Dan twisted something on his iron bird’s wing. “Meanwhile this place could use your help as much as you got time while you finish that degree. And, who knows, you could be a full-time working artist by then and using that diploma for shelf paper.”
Kate grinned back at him. “I’ll keep that in mind.”
“I got to tell you: that day Gabe got ash all over his chin trying to look like me, and you and he had your heads together, laughing, I had the strangest feeling of your looking alike—the curls in your eyes, both of you, and the wide forehead and the mouth. And I thought I’d breathed way too much glaze back in the kiln, thinking my boy favored some Yankee white chick.”

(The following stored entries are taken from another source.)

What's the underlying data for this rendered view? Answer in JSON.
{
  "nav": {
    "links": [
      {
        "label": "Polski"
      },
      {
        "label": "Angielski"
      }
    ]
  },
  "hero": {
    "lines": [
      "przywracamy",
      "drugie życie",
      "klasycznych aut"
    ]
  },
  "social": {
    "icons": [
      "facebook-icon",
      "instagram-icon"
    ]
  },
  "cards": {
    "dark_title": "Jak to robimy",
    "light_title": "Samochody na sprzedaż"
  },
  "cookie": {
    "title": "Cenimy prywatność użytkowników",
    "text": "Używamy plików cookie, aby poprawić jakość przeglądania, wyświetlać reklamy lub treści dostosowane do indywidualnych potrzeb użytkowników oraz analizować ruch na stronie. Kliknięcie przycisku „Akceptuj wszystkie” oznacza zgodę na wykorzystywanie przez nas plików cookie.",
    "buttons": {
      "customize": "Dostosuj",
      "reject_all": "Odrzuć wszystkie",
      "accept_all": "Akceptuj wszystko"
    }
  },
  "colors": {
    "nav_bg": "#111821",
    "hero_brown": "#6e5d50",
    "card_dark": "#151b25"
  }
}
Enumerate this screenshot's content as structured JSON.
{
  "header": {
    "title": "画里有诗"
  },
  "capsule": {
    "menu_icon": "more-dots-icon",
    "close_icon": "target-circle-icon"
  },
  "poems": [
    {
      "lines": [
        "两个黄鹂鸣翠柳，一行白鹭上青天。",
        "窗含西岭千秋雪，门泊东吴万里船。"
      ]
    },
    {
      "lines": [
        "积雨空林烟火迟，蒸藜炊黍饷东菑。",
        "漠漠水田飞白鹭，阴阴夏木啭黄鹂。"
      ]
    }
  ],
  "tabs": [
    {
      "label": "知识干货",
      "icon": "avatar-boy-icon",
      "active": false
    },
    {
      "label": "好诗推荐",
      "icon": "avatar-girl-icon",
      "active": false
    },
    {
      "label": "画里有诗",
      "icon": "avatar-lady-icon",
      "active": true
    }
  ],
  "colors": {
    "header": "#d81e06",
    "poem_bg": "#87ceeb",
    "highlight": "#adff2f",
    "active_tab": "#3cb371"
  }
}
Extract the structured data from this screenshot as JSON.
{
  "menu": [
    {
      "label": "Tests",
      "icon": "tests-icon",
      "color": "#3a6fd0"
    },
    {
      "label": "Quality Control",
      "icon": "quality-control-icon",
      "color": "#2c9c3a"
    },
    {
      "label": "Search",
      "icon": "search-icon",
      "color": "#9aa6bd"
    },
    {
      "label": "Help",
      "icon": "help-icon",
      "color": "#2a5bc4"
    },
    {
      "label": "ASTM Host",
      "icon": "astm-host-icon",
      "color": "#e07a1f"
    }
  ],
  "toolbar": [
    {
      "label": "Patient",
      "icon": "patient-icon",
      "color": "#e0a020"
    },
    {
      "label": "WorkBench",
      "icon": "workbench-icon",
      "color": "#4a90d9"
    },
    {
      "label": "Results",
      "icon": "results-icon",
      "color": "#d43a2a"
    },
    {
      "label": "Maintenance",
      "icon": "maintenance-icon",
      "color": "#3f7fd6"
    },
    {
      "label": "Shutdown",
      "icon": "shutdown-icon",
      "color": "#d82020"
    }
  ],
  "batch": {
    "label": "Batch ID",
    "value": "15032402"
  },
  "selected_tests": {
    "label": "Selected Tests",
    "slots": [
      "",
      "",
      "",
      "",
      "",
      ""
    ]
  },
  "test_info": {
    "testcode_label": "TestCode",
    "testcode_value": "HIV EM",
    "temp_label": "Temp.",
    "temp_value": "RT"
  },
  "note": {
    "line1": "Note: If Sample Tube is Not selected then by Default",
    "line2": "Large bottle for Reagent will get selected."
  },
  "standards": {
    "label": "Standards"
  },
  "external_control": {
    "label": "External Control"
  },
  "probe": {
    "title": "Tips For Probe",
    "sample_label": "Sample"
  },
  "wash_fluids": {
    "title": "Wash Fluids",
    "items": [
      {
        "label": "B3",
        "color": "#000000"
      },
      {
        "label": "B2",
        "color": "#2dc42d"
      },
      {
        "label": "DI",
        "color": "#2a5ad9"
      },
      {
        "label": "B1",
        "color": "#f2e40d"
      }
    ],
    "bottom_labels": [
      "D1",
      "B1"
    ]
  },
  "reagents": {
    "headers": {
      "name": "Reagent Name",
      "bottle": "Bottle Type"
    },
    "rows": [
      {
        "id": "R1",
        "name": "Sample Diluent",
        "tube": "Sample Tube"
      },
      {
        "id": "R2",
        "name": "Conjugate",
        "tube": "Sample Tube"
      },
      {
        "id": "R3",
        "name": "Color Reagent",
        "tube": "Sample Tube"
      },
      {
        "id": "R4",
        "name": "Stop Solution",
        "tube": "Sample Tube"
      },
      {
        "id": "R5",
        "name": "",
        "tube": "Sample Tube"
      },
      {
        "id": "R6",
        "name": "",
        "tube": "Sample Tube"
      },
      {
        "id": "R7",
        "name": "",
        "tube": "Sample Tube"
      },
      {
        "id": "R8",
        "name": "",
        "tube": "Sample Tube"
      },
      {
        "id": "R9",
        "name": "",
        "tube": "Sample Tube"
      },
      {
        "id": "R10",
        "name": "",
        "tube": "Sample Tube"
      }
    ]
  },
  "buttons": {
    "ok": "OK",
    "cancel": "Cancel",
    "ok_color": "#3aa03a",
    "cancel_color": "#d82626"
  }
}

“The day you let me see the slave badge.”
“Yeah, that was the one. Because I figured, however this kind of thing happens, we’d all got to be family somehow.”
He gave a playful push to her head. “It may be too late for me to steal your toys in the sandbox or make fun of your braces, but don’t be thinking you’re too old for me to pick on.” He shot a look at Scudder, who was watching from his wall. “Or chaperone your dates.”
They all laughed.
Then suddenly, impulsively, Daniel hugged Kate’s head to his chest. “I’m sorry I never got to know her. Sarah Grace.”
“Me too,” Kate whispered. “Me too.”
In this grown man, his chiseled features softened now with emotion, his broad shoulders and tall, imposing frame curved forward as he bent to her, Kate could imagine the baby he must have been: the milk-chocolate skin and round cheeks, the long lashes and wide, trusting eyes. She imagined the wrenching loss: Sarah Grace seeing the baby, umbilical cord still attached, wrapped in the sheets of the one unbloodied bed, hearing him crying for her.
Sarah Grace desperate and despairing and scared.
And driving away.
The frightened teenager, barely able to walk, stopping to call from a pay phone so that someone would find the baby in time. So he would be safe.
But then never forgiving herself for leaving.
Kate lifted her face to the sea breeze as she tried to absorb what she knew now—what her mother had never quit thinking about, never quit hiding. How she’d never quit hoping she could create some sort of unbroken thread for her son from his present—through her, broken link that she was—back two hundred years.
Based on the Polaroid pictures and the descriptions of Sutpen and Rose and Judge Russell, Sarah Grace must have tried for a time to become someone new and different in those last college years—to paper over the past with old money and new friends. Maybe the birth of a second child and a failing marriage had brought it all back. Maybe the anesthetic of old money and new friends had worn off.
Kate conjured her mother’s face, and it all made so much sense now: the nights she’d sat with her Scotch and her tears, she might’ve been wondering just who’d found him first, that baby left in the Wayside Inn. Had the police come right away? Or had a maid found him first, nearly choked by his own sobs? Had he been rushed to the hospital by some night manager disturbed by muffled cries from room number five, lumbering in with a metal ring full of keys—then finding a writhing form on the bed?
Elijah Russell was explaining more now, and Kate, her mind reeling, was trying to listen: Sarah Grace had tried to track the baby down in the foster care system. She’d lain awake nights wondering how he was growing and if he had enough food. Enough care. Enough love. What if he was one of those kids in the system passed hand to hand, never finding a real home?